Dans un mouvement de reflex, il s'avance brutalement en reversant le bouillant liquide sur le siège de la voiture, manquant de peu de s'ébouillanter les cuisses.

Putain ! Mais qu'est ce que tu fous ? s'exclame le lieutenant Bérard en regardant son coéquipier en train d'essayer de dissimuler la catastrophe présente sur ses chaussures.
Désolé je m'attendais pas à un café si chaud !
—C'est le principe d'un Thermos, cela garde les choses au chaud. Reste concentré Flo, quand on fait une planque tout peux changer en une minute.
—Désolé chef.

La petite citadine bleue garée au coin de la rue, offre aux deux policiers une vue parfaite sur le luxueux immeuble parisien.

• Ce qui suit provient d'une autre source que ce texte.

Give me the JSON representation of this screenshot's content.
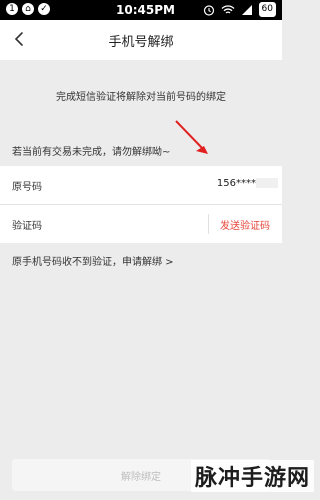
{
  "status_bar": {
    "left_icons": [
      "1",
      "⌂",
      "✓"
    ],
    "time": "10:45PM",
    "battery": "60"
  },
  "nav": {
    "title": "手机号解绑"
  },
  "notice": "完成短信验证将解除对当前号码的绑定",
  "warning": "若当前有交易未完成，请勿解绑呦~",
  "form": {
    "original_label": "原号码",
    "original_value": "156****",
    "code_label": "验证码",
    "send_code": "发送验证码"
  },
  "help_link": "原手机号码收不到验证，申请解绑 >",
  "unbind_button": "解除绑定",
  "watermark": "脉冲手游网",
  "colors": {
    "accent": "#e8443a",
    "arrow": "#e02020"
  }
}
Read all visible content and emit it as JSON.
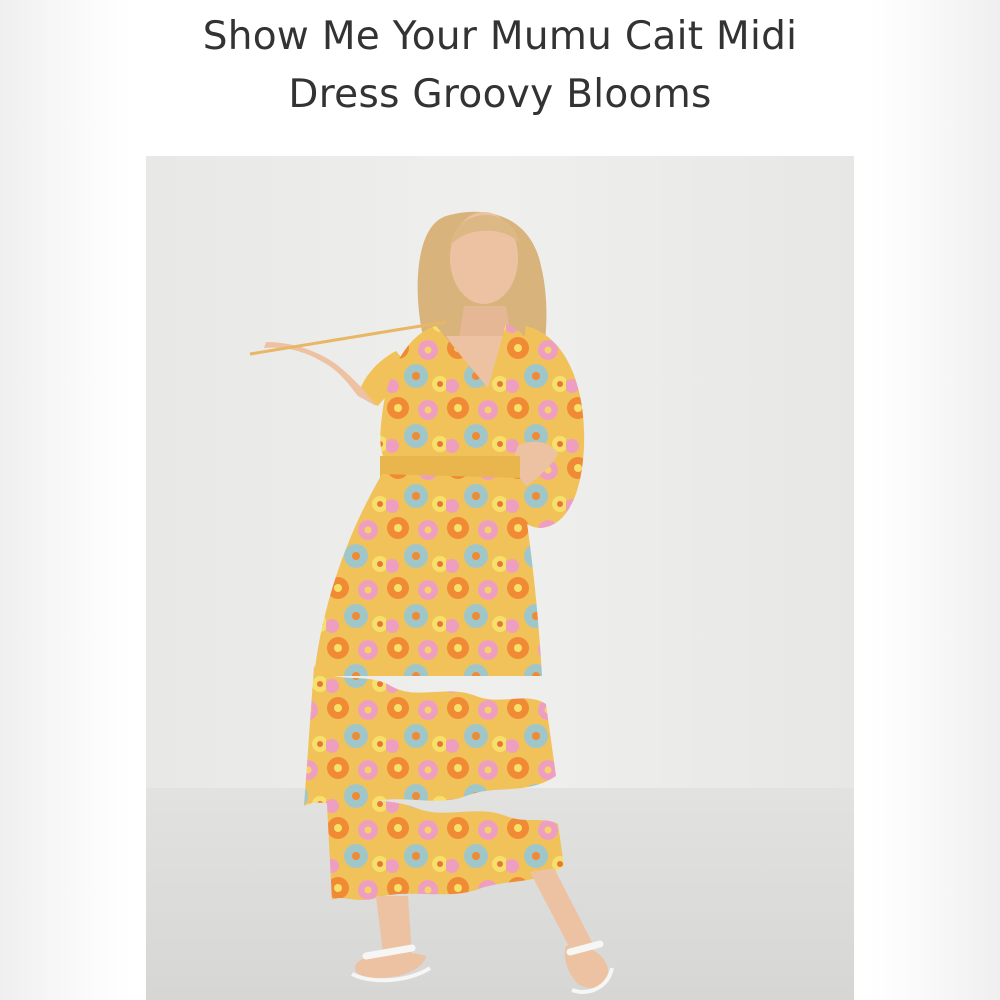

En même temps ... Ça fait trois heures chef et on a toujours rien vu.
—Pour l'instant. Trois heures ce n'est rien pour une planque, cela peut durer sept voir huit heures. Il faut encore patienter et je te signale que Louisa Conti n'est toujours pas revenue. Je veux voir si elle va rentrer avec quelqu'un.
Pourquoi ? demande son jeune équipier, voyant son chef très investi dans cette affaire.
Parce-que il y a quelque chose qui cloche, répond le lieutenant en ingurgitant à son tour du café. Je veux connaître son entourage pour pouvoir connaître le fond de cette histoire. Même si cette piste ne me mêne à rien, au moins je n'aurai aucun regret.
—Je comprend chef, en tout cas merci de me laisser travailler sur cette affaire avec vous. C'est une belle opportunité pour moi surtout quand on sort à peine de l'école de police.
—Vous êtes nouveau, c'est normal. Il faut bien préparer la relève, rétorque le lieutenant en faisant un sourire complice. En figurez-vous que je vous apprécie, vous voulez apprendre et j'aime cette qualité.

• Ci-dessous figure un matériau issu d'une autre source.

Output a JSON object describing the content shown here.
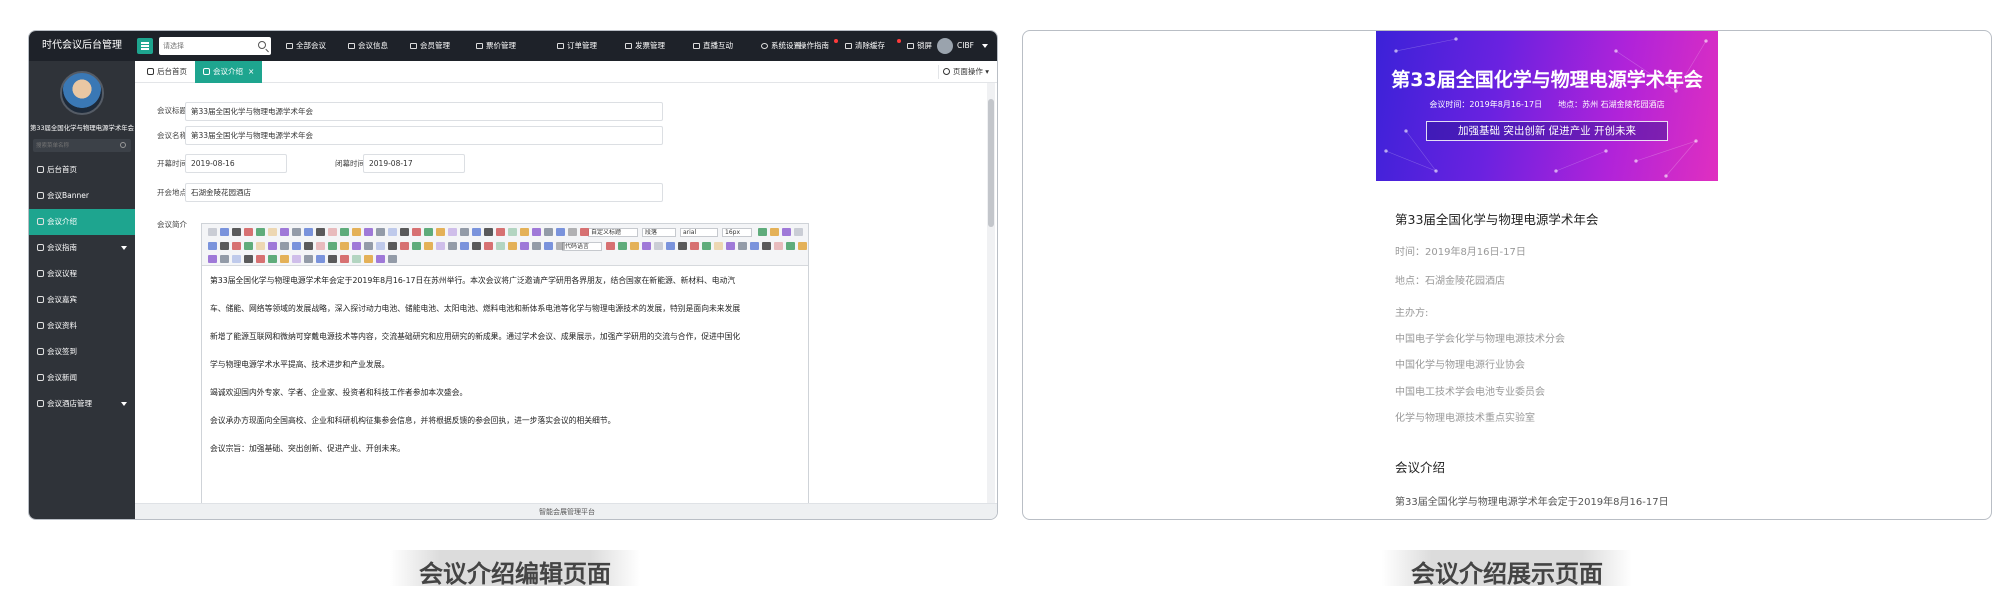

Le lieutenant Bérard aperçoit enfin du mouvement.
Un large 4x4 noir se positionne devant le hall d'entrée et à sa grande surprise, la mère de Louisa descend du véhicule les bras chargés de sacs.
Un homme lui ouvre la porte et l'aide à se décharger.

C'est Susanne Conti, la mère de Louisa, dit le lieutenant qui s'est renfoncé dans son siège. Par contre, le gros gaillard musclé je sais pas qui c'est ... mais il a pas l'air du coin.

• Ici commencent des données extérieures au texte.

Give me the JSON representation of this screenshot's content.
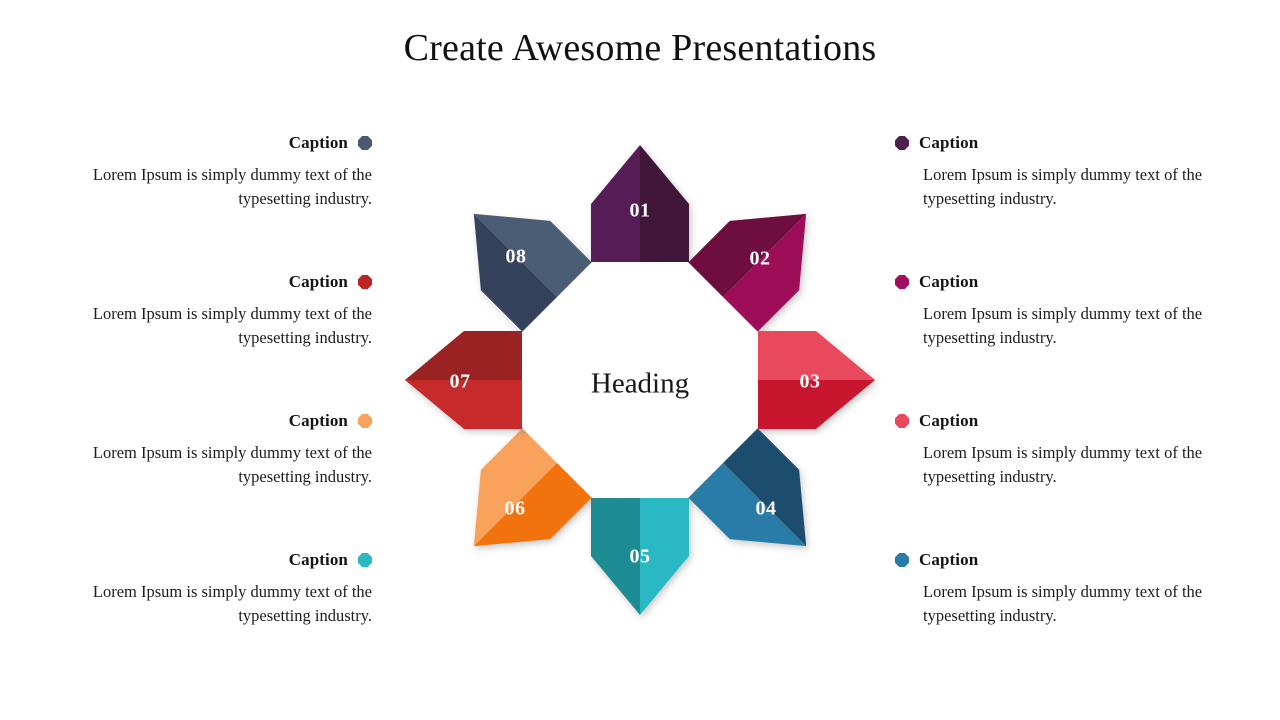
{
  "slide": {
    "title": "Create Awesome Presentations",
    "background_color": "#ffffff"
  },
  "diagram": {
    "center_label": "Heading",
    "petals": [
      {
        "number": "01",
        "position": "top",
        "color_light": "#571A55",
        "color_dark": "#40163B"
      },
      {
        "number": "02",
        "position": "top-right",
        "color_light": "#9E1159",
        "color_dark": "#6D1040"
      },
      {
        "number": "03",
        "position": "right",
        "color_light": "#E8495B",
        "color_dark": "#C8192E"
      },
      {
        "number": "04",
        "position": "bottom-right",
        "color_light": "#2A7BA8",
        "color_dark": "#1D4E6E"
      },
      {
        "number": "05",
        "position": "bottom",
        "color_light": "#2BB8C4",
        "color_dark": "#1C8C92"
      },
      {
        "number": "06",
        "position": "bottom-left",
        "color_light": "#F9A25B",
        "color_dark": "#F2720C"
      },
      {
        "number": "07",
        "position": "left",
        "color_light": "#C62B2B",
        "color_dark": "#9B2220"
      },
      {
        "number": "08",
        "position": "top-left",
        "color_light": "#4C5B74",
        "color_dark": "#36435C"
      }
    ]
  },
  "captions": {
    "left": [
      {
        "title": "Caption",
        "body": "Lorem Ipsum is simply dummy text of the typesetting industry.",
        "dot_color": "#495A71"
      },
      {
        "title": "Caption",
        "body": "Lorem Ipsum is simply dummy text of the typesetting industry.",
        "dot_color": "#BE2422"
      },
      {
        "title": "Caption",
        "body": "Lorem Ipsum is simply dummy text of the typesetting industry.",
        "dot_color": "#F9A25B"
      },
      {
        "title": "Caption",
        "body": "Lorem Ipsum is simply dummy text of the typesetting industry.",
        "dot_color": "#2BB8C4"
      }
    ],
    "right": [
      {
        "title": "Caption",
        "body": "Lorem Ipsum is simply dummy text of the typesetting industry.",
        "dot_color": "#4E2050"
      },
      {
        "title": "Caption",
        "body": "Lorem Ipsum is simply dummy text of the typesetting industry.",
        "dot_color": "#A01060"
      },
      {
        "title": "Caption",
        "body": "Lorem Ipsum is simply dummy text of the typesetting industry.",
        "dot_color": "#E8495B"
      },
      {
        "title": "Caption",
        "body": "Lorem Ipsum is simply dummy text of the typesetting industry.",
        "dot_color": "#2A7BA8"
      }
    ]
  }
}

Il continue de fixer l'individu et remarque une certaine complicité avec la mère de Louisa. Son équipier saisit un appareil photo et capture discrètement la scène.

On va très vite le découvrir, dit-il satisfait.

Après avoir mitraillé, il se saisit d'un ordinateur portable disposé sur la banquette arrière et branche l'appareil photo à l'aide d'un câble. Il sélectionne la dernière photo, coupe le visage de l'homme et lance le programme de recherche dans la base de données.
Un match apparaît instantanément.
Il tourne son écran en direction du lieutenant.

Lorïs Kovalenko alias « Loup ».

D'un geste précipité, le lieutenant Bérard se saisit de l'ordinateur manquant lui aussi de renverser du café sur son siège.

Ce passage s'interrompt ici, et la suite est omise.